Última matéria enviada em 22/08/2008 - Matéria acessada: 1457 vezes
Eua acusam brasileiro de infectar 100 mil computadores

Ele e um comparsa holandês teriam usado uma rede de máquinas zumbi. Acusado pode pegar até cinco anos de prisão nos EUA e pagar US$ 250 mil.

O Departamento de Justiça dos Estados Unidos divulgou nesta quinta-feira (21) que um brasileiro responderá criminalmente por participar de um esquema que resultou na infecção de mais de 100 mil computadores -- o objetivo era fazer com que essas máquinas disparassem mensagens não-solicitadas, ou spams.
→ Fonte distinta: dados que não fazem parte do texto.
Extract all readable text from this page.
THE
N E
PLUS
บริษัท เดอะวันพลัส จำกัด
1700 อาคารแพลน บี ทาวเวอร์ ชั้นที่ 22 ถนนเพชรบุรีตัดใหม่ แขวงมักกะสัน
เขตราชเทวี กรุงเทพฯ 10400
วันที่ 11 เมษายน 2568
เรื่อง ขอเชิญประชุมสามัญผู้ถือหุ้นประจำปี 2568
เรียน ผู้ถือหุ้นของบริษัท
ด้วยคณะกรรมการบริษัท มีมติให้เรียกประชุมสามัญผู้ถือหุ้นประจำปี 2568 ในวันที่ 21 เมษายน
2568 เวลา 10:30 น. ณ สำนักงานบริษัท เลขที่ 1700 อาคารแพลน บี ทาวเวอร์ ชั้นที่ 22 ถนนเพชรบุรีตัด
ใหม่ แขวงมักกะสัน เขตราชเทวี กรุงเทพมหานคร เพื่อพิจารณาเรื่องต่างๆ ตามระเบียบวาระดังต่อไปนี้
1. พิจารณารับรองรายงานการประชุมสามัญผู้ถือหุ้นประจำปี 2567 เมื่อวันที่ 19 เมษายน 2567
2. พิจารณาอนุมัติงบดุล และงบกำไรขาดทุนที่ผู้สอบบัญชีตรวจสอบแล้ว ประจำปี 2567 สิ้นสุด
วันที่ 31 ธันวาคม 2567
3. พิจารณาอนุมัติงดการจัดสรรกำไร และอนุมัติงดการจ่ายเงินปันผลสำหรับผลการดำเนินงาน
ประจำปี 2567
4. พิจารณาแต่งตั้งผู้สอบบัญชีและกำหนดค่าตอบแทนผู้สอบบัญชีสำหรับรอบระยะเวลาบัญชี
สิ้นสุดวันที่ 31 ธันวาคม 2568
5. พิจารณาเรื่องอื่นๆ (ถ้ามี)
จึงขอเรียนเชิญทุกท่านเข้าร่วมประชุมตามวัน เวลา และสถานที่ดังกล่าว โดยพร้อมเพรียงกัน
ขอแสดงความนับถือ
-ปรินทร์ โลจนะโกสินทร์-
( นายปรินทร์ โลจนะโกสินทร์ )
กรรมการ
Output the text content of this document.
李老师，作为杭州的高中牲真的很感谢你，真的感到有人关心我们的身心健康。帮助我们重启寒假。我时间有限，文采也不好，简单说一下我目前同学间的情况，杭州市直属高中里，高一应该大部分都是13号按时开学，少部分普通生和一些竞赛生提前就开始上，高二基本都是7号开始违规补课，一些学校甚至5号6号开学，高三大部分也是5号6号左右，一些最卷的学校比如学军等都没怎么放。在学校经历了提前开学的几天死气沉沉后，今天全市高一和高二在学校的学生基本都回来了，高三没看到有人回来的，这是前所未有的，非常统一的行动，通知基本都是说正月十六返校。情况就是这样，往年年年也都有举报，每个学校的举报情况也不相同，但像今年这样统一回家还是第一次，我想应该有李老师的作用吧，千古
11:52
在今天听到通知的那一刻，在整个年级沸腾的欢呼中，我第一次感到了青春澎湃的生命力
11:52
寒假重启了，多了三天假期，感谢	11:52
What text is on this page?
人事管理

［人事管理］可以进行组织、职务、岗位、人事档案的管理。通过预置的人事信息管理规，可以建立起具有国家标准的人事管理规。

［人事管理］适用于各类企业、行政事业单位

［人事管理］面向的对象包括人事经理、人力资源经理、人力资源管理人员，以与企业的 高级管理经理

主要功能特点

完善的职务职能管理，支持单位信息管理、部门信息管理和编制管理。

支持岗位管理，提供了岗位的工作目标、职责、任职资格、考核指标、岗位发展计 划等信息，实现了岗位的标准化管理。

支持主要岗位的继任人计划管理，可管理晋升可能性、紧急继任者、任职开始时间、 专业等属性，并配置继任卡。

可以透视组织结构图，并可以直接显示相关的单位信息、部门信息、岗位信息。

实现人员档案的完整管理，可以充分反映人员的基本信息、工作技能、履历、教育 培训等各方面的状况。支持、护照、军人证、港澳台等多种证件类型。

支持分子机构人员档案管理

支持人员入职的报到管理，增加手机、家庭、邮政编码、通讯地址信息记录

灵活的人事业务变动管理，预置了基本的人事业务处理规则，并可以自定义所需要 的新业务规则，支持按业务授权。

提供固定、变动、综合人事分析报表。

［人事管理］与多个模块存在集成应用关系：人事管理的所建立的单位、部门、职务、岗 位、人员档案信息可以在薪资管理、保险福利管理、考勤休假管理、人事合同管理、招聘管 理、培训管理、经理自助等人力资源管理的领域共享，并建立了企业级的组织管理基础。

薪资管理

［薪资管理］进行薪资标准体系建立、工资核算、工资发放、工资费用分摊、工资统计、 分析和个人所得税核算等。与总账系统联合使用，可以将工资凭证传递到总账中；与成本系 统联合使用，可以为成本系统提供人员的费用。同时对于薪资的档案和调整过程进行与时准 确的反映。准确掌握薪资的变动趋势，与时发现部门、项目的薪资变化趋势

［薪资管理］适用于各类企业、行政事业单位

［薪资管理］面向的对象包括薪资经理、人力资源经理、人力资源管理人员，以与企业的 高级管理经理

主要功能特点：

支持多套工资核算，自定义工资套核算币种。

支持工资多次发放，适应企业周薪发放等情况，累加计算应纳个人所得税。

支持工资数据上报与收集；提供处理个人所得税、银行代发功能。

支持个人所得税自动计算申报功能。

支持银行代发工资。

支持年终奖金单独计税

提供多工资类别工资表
A Justiça de Nova Orleans, em Louisiana, acusa o homem de 35 anos de conspiração para causar danos em computadores de todo o mundo. Se condenado, o homem de Taubaté, em São Paulo, pode pegar até cinco anos de prisão e três anos de liberdade condicional, além de multa de US$ 250 mil baseados nas perdas causadas às vítimas de sua ação. 

O brasileiro agia em parceria com um holandês de 19 anos. Juntos, eles “usavam, mantinham, alugavam e vendiam” uma rede de computadores zumbis, ou botnet (veja aqui como funciona). O holandês foi o responsável pela criação da rede, enquanto o brasileiro usava essa estrutura e pagava os servidores onde ela estava hospedada.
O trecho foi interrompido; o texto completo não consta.